Pat Matthews delivers a sandwich to a customer during the noon-time rush at the Sandwich Gardens in River Park Square,  February 3, 2009 in Spokane, Wash.  DAN PELLE The Spokesman-Review (Dan Pelle / The Spokesman-Review)
Pat Matthews handed out more than a thousand free sandwich coupons in 1998, when he closed the doors on his downtown Spokane lunchtime eatery, Sandwich Gardens. “I expected I’d be back (in River Park Square mall) in about a year,” said Matthews. This week, 10 years later, Matthews finally came back. Right around midmorning one customer came in and handed him the nearly-pristine coupon. “He got his free meal,” Matthews said of the unidentified customer. Today, when he expects to see that customer again, Matthews will ask him to autograph that coupon. He plans to frame and hang it inside the shop, located on the second level of the mall. Two days back inside River Park Square, Matthews has heard plenty of other customers thanking him for returning. In 1998 his shop was in the section of the mall demolished to make way for the new Nordstrom store. He had little choice but to close in a location he’d been in for 23 years. He focused on his other Sandwich Gardens, inside the Heart Institute building on the South Hill, and on his Sandwich Gardens Kitchen catering business. Matthews kept planning to get back downtown but said he couldn’t find an available space in the mall. A year ago a friend told him that a storage space on the mall’s second level could be remodeled and was available.
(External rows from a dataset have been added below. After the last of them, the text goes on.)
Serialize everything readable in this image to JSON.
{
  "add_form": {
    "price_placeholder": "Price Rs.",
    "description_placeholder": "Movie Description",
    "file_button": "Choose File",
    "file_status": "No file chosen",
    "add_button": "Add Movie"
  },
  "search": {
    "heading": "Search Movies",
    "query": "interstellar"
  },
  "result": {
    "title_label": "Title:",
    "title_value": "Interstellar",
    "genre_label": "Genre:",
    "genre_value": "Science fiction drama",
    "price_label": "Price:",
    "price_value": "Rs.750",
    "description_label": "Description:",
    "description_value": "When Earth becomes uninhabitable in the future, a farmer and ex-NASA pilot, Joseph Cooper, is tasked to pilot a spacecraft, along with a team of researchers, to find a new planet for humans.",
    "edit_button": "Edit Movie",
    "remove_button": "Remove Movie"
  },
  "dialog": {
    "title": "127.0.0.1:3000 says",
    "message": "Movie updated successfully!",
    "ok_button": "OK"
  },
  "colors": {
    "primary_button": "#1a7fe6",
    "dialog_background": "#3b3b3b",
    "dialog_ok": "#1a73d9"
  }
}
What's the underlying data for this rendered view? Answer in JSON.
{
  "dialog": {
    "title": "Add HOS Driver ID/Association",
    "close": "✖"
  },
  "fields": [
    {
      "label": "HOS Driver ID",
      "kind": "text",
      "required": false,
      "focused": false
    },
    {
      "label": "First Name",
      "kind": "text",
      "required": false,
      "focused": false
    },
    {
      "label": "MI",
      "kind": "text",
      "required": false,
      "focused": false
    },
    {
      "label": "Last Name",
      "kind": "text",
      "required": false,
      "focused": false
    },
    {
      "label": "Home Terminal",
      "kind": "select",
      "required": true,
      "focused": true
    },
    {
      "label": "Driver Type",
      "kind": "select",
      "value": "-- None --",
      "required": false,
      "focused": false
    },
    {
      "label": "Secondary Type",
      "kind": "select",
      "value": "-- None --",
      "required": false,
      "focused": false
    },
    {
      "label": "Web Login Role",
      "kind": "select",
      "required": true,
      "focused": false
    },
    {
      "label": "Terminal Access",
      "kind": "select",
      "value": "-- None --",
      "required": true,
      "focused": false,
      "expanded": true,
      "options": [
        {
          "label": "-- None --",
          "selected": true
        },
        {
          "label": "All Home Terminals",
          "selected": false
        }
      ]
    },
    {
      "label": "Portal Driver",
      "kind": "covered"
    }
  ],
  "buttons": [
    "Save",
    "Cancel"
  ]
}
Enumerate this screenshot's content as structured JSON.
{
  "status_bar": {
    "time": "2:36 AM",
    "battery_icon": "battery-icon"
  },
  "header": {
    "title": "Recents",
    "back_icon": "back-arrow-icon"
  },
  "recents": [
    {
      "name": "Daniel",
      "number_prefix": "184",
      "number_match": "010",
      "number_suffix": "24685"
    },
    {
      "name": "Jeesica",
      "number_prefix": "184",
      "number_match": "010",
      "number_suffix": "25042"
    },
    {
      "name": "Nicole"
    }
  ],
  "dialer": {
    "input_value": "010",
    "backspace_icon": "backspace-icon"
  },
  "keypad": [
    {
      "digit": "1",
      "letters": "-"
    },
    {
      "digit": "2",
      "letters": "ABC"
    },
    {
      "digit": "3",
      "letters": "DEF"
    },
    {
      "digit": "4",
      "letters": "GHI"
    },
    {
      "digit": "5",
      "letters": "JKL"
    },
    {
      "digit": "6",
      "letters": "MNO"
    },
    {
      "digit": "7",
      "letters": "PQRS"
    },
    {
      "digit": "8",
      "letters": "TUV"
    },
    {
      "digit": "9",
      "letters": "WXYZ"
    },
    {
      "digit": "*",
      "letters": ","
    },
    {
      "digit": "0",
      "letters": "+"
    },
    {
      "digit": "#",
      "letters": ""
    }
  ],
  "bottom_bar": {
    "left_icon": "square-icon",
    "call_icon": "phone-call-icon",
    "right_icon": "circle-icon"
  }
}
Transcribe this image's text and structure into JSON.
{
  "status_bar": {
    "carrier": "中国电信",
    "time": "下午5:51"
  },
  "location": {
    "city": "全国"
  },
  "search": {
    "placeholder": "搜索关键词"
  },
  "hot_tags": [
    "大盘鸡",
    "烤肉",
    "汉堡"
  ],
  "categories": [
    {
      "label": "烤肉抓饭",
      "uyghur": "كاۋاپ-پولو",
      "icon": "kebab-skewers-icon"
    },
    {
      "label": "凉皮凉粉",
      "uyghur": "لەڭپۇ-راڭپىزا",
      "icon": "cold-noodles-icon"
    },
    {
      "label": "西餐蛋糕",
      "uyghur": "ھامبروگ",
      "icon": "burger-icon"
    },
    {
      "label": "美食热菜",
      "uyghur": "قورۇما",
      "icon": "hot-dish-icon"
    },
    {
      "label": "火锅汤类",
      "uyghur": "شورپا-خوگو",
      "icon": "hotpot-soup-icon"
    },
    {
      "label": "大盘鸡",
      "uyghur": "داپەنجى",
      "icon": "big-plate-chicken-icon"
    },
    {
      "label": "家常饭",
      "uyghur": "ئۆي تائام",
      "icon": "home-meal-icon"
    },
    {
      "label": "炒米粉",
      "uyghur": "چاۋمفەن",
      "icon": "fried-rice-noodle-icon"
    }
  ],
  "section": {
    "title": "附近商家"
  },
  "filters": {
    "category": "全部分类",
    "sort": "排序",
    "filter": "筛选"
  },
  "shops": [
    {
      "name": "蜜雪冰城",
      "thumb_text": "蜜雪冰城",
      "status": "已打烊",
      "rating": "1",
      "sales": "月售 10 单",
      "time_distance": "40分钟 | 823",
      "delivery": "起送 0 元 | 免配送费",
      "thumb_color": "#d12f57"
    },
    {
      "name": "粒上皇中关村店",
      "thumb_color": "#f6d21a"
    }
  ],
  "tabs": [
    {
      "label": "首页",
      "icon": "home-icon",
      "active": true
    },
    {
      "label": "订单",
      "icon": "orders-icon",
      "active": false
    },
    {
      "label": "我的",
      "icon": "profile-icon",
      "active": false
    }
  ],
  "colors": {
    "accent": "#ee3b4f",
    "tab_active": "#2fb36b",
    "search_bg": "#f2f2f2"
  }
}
After Matthews contacted mall managers, they told him the space next to the storage area, occupied by Teddy Bear Junction, could be his at the end of 2008. What hasn’t changed is Sandwich Garden’s food supplier — the catering kitchen Matthews operates at 2628 W. Eighth. “That’s where we produce everything we serve, and we use that kitchen to cater food for other restaurants,” Matthews said. Matthews, however, thrives on being at the counter. He spends half his lunch hours chatting with customers and hearing them talk about food. That’s something he did for 23 years downtown, and then from 1998 to 2007 at the Heart Institute, when remodeling there closed his second Sandwich Gardens shop. “It’s great to be back and work with the public. That’s what I really wanted to do.”